Ever since we bought Fido (SXF870) some 40+ years ago, she’s had flaps — not just ‘official’ rear ones with the logo on that keep the rear body and the trailer clean, but also some rather ingenious front ones. A previous owner had welded angle irons to the front of the bolt-on chassis uprights that support the steering box, and a piece of conveyor belting hanging from those not only kept the doors a bit cleaner, but also did a lot to stop mud collecting in that vertical crevice between the bulkhead footwell pressing and the wing outer.
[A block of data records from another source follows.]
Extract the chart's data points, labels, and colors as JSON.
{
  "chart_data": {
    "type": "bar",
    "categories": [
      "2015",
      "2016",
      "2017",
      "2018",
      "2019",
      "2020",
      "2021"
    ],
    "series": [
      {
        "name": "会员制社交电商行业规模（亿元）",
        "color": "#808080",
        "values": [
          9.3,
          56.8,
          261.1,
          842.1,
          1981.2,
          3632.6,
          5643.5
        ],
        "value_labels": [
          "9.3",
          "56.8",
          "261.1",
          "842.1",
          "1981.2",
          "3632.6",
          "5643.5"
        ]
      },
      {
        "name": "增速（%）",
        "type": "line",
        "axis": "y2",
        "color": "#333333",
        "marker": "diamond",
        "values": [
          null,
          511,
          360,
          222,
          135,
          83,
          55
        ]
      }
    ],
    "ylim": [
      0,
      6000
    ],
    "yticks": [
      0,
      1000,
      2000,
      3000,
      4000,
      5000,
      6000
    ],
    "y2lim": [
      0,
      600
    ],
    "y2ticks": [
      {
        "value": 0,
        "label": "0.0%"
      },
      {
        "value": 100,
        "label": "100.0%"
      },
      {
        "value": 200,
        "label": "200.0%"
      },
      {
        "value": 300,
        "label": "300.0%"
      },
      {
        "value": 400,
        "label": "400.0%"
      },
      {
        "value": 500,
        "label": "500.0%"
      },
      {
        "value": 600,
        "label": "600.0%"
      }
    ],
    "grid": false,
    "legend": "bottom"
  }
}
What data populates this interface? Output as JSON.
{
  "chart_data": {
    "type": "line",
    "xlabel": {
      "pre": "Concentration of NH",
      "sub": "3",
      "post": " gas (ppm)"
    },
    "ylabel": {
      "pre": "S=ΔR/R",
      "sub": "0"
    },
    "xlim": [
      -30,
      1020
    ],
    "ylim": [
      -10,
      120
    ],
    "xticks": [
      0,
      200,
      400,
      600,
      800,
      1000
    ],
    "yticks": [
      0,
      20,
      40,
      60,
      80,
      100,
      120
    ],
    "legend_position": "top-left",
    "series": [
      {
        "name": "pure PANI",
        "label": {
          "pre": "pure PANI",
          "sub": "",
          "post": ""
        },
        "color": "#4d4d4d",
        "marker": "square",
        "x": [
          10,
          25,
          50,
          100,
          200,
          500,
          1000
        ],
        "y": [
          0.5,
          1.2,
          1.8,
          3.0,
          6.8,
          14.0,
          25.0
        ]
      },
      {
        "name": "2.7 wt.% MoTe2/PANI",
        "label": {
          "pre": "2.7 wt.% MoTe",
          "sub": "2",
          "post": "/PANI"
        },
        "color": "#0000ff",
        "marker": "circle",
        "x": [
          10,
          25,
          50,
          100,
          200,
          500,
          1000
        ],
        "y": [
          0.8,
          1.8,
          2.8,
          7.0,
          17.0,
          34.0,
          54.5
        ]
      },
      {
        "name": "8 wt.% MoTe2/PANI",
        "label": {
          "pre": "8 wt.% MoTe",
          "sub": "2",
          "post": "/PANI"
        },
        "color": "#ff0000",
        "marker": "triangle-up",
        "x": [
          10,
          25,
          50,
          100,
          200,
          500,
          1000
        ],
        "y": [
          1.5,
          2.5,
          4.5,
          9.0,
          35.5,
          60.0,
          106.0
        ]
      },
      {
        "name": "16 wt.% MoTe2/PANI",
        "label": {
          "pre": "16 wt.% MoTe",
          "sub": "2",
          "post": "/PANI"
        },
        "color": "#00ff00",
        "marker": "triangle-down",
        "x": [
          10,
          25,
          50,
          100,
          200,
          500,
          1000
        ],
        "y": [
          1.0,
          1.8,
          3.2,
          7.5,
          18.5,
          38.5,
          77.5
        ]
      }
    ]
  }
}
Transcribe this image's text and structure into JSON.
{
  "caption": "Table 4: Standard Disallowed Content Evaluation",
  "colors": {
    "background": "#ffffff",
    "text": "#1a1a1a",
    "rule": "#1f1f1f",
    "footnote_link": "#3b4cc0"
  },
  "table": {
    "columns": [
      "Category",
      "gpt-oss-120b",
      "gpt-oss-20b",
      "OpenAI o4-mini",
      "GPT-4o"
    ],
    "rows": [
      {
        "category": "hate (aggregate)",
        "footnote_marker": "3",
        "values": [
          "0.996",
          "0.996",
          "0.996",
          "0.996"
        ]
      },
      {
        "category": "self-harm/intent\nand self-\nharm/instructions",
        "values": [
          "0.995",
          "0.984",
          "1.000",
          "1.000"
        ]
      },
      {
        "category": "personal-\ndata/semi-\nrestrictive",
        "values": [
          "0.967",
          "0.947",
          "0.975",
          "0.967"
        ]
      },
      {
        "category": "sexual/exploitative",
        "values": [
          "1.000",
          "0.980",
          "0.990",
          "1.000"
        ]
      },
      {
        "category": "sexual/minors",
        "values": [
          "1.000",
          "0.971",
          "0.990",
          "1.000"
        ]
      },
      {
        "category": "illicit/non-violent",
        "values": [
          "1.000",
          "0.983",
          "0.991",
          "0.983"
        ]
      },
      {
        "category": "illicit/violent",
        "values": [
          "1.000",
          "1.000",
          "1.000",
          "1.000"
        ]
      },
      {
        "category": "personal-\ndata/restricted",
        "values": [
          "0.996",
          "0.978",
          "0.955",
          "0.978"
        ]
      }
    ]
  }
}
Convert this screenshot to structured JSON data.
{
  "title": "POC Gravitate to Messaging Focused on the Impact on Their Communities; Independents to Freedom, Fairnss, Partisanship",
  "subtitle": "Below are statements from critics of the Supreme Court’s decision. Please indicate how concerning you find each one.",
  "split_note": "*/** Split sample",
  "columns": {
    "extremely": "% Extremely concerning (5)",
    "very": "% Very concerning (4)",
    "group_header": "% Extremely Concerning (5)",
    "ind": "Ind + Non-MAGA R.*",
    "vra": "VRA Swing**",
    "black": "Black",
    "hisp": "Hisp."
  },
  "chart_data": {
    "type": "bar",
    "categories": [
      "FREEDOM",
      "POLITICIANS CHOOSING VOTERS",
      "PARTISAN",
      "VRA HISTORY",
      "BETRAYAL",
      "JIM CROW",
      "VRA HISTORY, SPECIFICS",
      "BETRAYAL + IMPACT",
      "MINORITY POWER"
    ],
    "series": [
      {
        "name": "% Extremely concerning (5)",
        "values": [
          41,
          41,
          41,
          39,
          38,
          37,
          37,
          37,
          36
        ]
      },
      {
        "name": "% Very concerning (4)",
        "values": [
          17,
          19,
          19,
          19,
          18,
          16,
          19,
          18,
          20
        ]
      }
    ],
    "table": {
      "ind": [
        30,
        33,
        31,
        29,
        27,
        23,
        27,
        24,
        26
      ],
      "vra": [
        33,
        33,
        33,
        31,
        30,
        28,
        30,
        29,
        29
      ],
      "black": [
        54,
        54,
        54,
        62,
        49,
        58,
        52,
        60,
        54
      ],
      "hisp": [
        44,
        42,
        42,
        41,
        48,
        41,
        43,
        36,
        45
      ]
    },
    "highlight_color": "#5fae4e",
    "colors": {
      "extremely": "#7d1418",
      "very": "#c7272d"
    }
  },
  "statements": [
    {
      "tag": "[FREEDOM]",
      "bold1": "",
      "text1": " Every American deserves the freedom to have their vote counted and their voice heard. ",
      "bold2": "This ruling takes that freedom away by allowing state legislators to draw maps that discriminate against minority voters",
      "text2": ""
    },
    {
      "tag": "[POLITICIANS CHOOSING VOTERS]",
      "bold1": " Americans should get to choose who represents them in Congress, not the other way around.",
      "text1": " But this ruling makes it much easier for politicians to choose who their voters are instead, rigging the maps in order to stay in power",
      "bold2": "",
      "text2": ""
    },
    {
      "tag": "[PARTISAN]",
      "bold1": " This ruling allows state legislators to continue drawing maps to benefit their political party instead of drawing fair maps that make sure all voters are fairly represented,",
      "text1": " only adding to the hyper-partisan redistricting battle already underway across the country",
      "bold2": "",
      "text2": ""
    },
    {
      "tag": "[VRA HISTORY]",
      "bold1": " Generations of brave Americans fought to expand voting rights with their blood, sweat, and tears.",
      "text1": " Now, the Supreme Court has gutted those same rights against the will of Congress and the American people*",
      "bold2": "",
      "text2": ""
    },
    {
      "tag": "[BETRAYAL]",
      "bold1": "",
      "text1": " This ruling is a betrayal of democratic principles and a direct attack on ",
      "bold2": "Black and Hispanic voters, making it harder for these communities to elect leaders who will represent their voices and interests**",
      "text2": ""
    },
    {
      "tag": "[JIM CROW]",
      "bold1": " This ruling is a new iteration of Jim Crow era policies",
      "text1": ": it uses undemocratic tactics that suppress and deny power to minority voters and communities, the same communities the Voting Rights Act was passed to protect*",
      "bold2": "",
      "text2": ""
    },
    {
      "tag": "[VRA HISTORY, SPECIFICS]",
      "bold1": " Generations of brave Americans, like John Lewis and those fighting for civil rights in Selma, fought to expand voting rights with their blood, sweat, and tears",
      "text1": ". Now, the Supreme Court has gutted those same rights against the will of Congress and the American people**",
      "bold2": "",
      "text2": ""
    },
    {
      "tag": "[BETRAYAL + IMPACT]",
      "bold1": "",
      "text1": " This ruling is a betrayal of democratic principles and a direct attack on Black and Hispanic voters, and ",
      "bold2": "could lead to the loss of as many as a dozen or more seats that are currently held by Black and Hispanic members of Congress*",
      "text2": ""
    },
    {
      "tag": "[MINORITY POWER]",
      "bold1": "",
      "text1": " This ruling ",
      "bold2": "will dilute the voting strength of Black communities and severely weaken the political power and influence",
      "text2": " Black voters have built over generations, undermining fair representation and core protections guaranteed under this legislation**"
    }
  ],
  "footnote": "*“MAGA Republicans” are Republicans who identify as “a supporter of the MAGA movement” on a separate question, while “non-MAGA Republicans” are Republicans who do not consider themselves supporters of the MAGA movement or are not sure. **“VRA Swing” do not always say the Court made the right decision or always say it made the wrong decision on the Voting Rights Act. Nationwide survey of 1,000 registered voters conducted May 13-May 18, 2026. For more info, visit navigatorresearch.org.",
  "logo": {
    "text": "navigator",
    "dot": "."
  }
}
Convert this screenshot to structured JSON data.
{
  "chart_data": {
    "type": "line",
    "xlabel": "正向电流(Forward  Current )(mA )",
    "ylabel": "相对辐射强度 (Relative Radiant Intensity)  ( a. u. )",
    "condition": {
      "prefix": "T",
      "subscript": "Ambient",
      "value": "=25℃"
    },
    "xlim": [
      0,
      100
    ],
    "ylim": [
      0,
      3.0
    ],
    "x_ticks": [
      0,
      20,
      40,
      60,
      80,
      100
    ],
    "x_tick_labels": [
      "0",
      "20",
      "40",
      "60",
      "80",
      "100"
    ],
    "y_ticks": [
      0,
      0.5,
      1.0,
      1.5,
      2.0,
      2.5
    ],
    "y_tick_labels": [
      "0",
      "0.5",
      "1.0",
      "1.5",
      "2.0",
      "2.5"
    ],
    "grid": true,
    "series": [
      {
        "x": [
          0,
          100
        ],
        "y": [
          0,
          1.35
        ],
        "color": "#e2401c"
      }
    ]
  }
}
So when Fido received her new chassis, I was anxious to re-fit them. Having shortened them a little to overcome a worn and weak point, the rear ones were simple — just some 1½-inch (40mm) steel angle, cut to shape (to allow for the slope of the rear chassis ends), pre-drilled and then galved. A smear of Waxoyl on the face of the rubber where it was sandwiched between the irons, and the whole lot could be bolted together and offered up to the chassis.

Rear flap details
Rear flap details

   

Rear flaps installed
Rear flaps installed — the logos have since been repainted in yellow

But the front ones needed a bit more cunning. I didn’t want to burn the galv off my new chassis bits by welding the angles to them, so I took one of the scrap uprights and used it as a template. At the lower end are 3 bolt holes — 2 go to the chassis rail, and the top one supports the wing inner. I cut two metal plates to sit neatly inside the ribs of the extension, and marked the slotted holes. Now I could weld my angles to those plates, knowing that they would fix in place using existing bolts, without having to drill anything. After a visit to the galv bath, the ironwork could be mated to the rubber, and the whole lot installed in about half an hour.

Use old chassis upright as a template
Use old chassis upright as a template

   

3 slots match existing fittings
3 slots match existing fittings

Right-angle bar welded to plate before galvanising
Right-angle bar welded to plate before galvanising

   

Front flaps in place, without welding chassis
Front flaps in place, without welding chassis

The pictures possibly make it clearer. One thing to bear in mind is that the positioning of the left-hand bar must be decided first, as there’s not much clearance from the exhaust down-pipe. Once that’s been decided, make the right-hand one to match as a mirror image.